All the small frustrations of life get magnified when they are happening against the backdrop of a serious pandemic, home schooling kids while working at the same time, climate change disasters, racism, and the unbelievably insane political debacle unfolding moment by moment.

I’m sorry to kvetch. Other people, of course, have it a lot worse. So many of us have lost loved ones to Covid, lost their own health, homes, jobs, income, or dignity. Too many of us don’t have enough food for ourselves or, most terribly, for our children. Thousands upon thousands of people are refugees from the fires- a tribe of dispossessed wanderers. But whatever smaller troubles you or I may be experiencing also matter.

We can’t compare ourselves to others. Whatever your own experience may be, give yourself permission to name it, grieve it, and learn from it.

My mother used to say that when it rains, it pours. Happily, we just had 24 hours of decent rainfall- the first significant rain in a very long time. As a result, our Medio fire is now 95% contained. That feels like a miracle. The sun just came out! The sun. And the air is fresh and clean.

Flourishing in times of madness doesn’t mean being a Pollyanna. It means looking for signs of goodness when and where you can, cutting yourself a little slack when you’re too exhausted to be your best self, and taking refuge in loving relationship- with people, pets, or nature. As the old teaching story goes, “What do the monks up in the monastery do all day?…Fall and get up again. Fall and get up again. Fall and get up again.”

I am so grateful to have you, my community, many of whom are old friends and students, to help me get up again. You truly light up my life. Here are a few things that have helped me get through this difficult time. I hope they will be helpful to you and yours as well:

1. Gratitude for things taken for granted. Fresh air. Water. Green plants. Flowers. Nature’s largesse. I am beyond grateful to still have a home. What are you grateful for?
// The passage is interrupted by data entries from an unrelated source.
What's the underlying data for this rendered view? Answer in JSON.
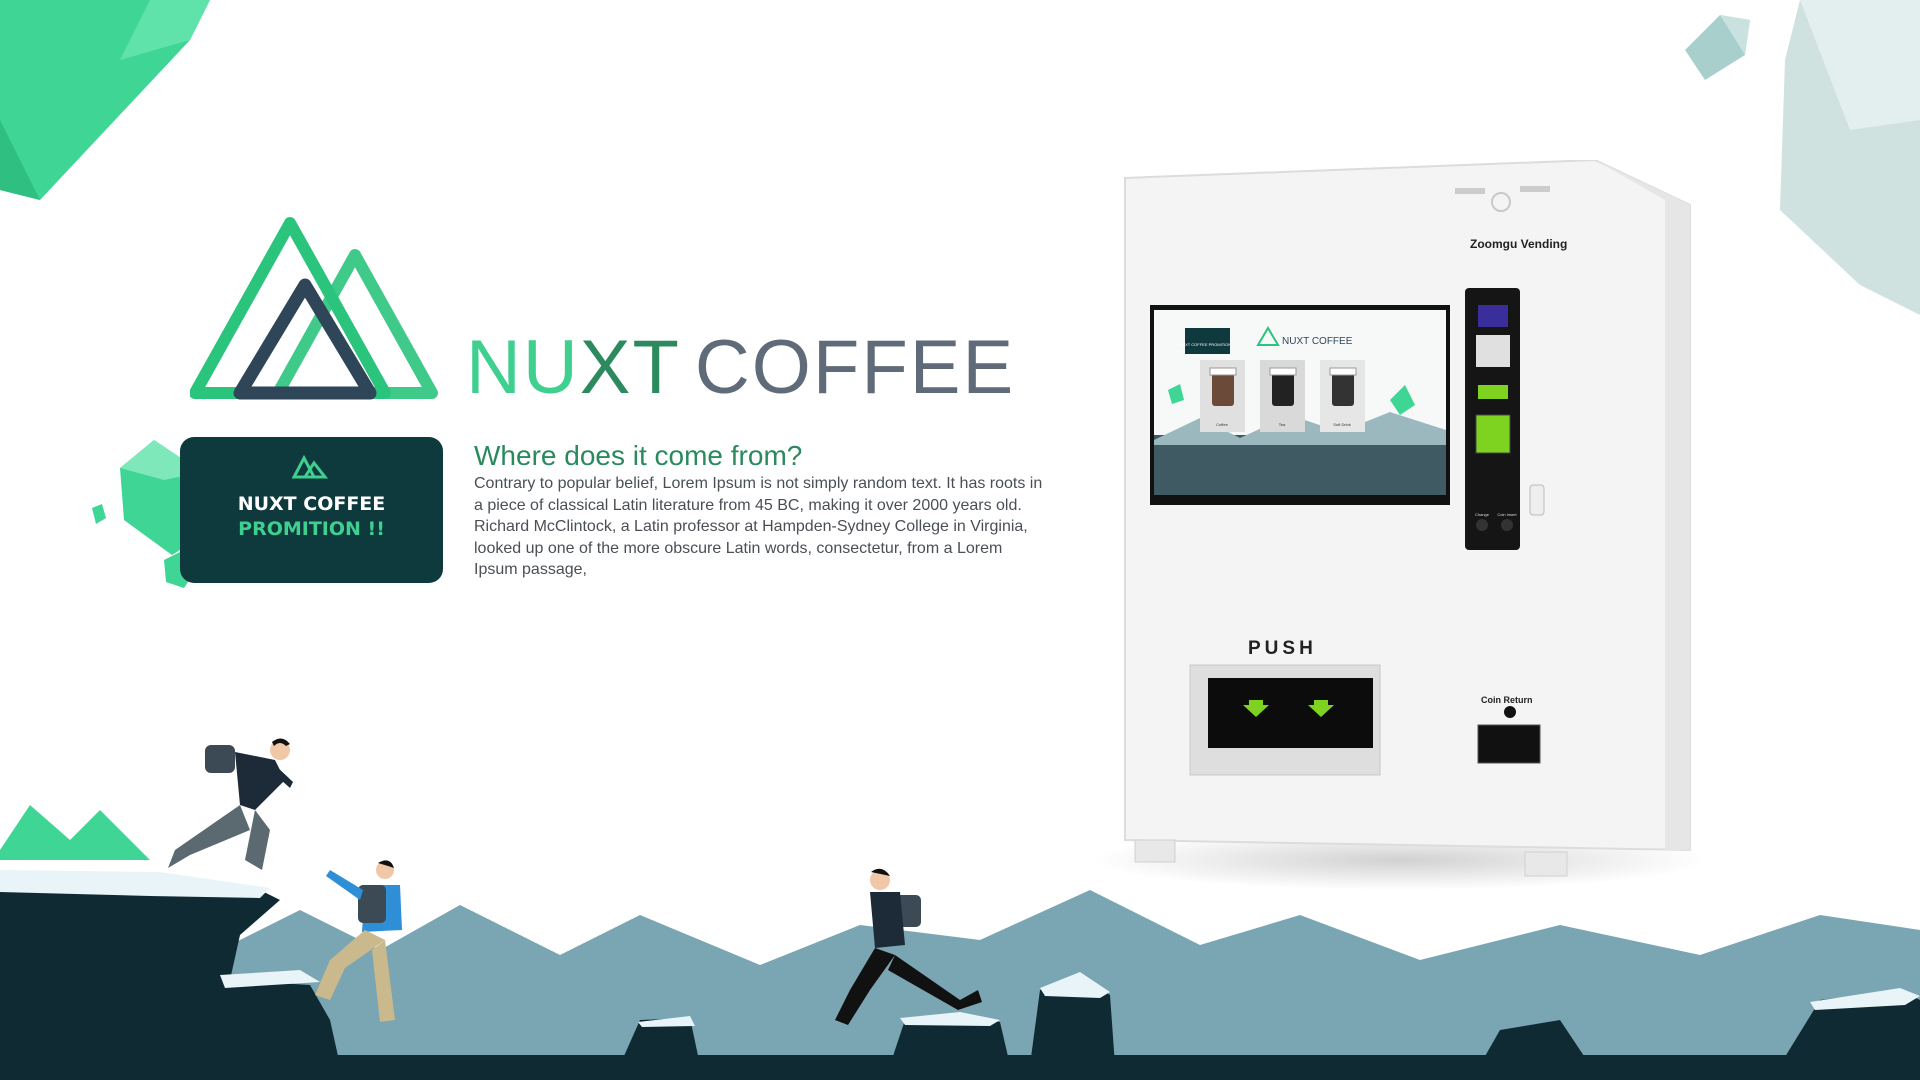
{
  "brand": {
    "title_part1": "NU",
    "title_part2": "XT",
    "title_part3": "COFFEE"
  },
  "promo": {
    "line1": "NUXT COFFEE",
    "line2": "PROMITION !!"
  },
  "description": {
    "heading": "Where does it come from?",
    "body": "Contrary to popular belief, Lorem Ipsum is not simply random text. It has roots in a piece of classical Latin literature from 45 BC, making it over 2000 years old. Richard McClintock, a Latin professor at Hampden-Sydney College in Virginia, looked up one of the more obscure Latin words, consectetur, from a Lorem Ipsum passage,"
  },
  "machine": {
    "brand_label": "Zoomgu Vending",
    "screen_title": "NUXT COFFEE",
    "screen_promo": "NUXT COFFEE PROMITION !!",
    "screen_products": [
      "Coffee",
      "Tea",
      "Soft Drink"
    ],
    "push_label": "PUSH",
    "coin_return_label": "Coin Return",
    "change_label": "Change",
    "coin_insert_label": "Coin Insert"
  },
  "colors": {
    "brand_green": "#3fcf8f",
    "brand_dark": "#0e3a3d",
    "mountain_blue": "#7aa5b3",
    "cliff_dark": "#0f2a33"
  }
}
2. The shelter of others. When I can’t hold it together, family and friends lend me their courage and love until I find myself again. I do the same for them. We need each other to get through hard times.

3. Allowing emotions to be what they are, knowing they will eventually blow over. All things arise and pass away again. Nothing is forever.

4. Resting and taking refuge in moments of calm, beauty, and support. By noticing and savoring even the smallest moments of goodness, we continue to build neural circuits of positivity.

5. Music helps when I’m too tired to exercise, meditate, cook, practice lovingkindness, or take care of myself in other active ways. Music allows us to let go and receive. Thanks to dear friend Karen Drucker (https://www.karendrucker.com), whose music is an oasis of hope, love and humanity.

6. A sense of humor. When that fails, I’ll sign up for a funny bone replacement. One day, while obsessing about what shoe would drop next, the image of a fashionably dressed centipede leaving a long trail of tiny slippers came to mind. That image saved the day!

7. A little self-compassion goes a long way. We are all doing the best we can. Refuse to denigrate yourself for being vulnerable.

8. It helps to help others. I’ve been contributing to relief agencies, food banks, and political campaigns. I wish there was more time to volunteer. There isn’t right now, and that’s okay, too.

9. Continue to do what you love- right now that’s teaching online for me. Authentic connection, soul-to-soul, helps us thrive, create, and come out of hard times stronger than before. I never thought Zoom could provide that kind of intimate connection, but it does. (BTW, to read about my programs go to https://joanborysenko.com )

10. Keep the faith. We are on an archetypal Hero’s Journey together: the old order has crumbled; we are in liminal time – the time between no longer and not yet; in the last act of this cosmic drama we will emerge into a more beautiful world of social justice, kindness, and a world that works for all.

Hold that thought! Together we can do it!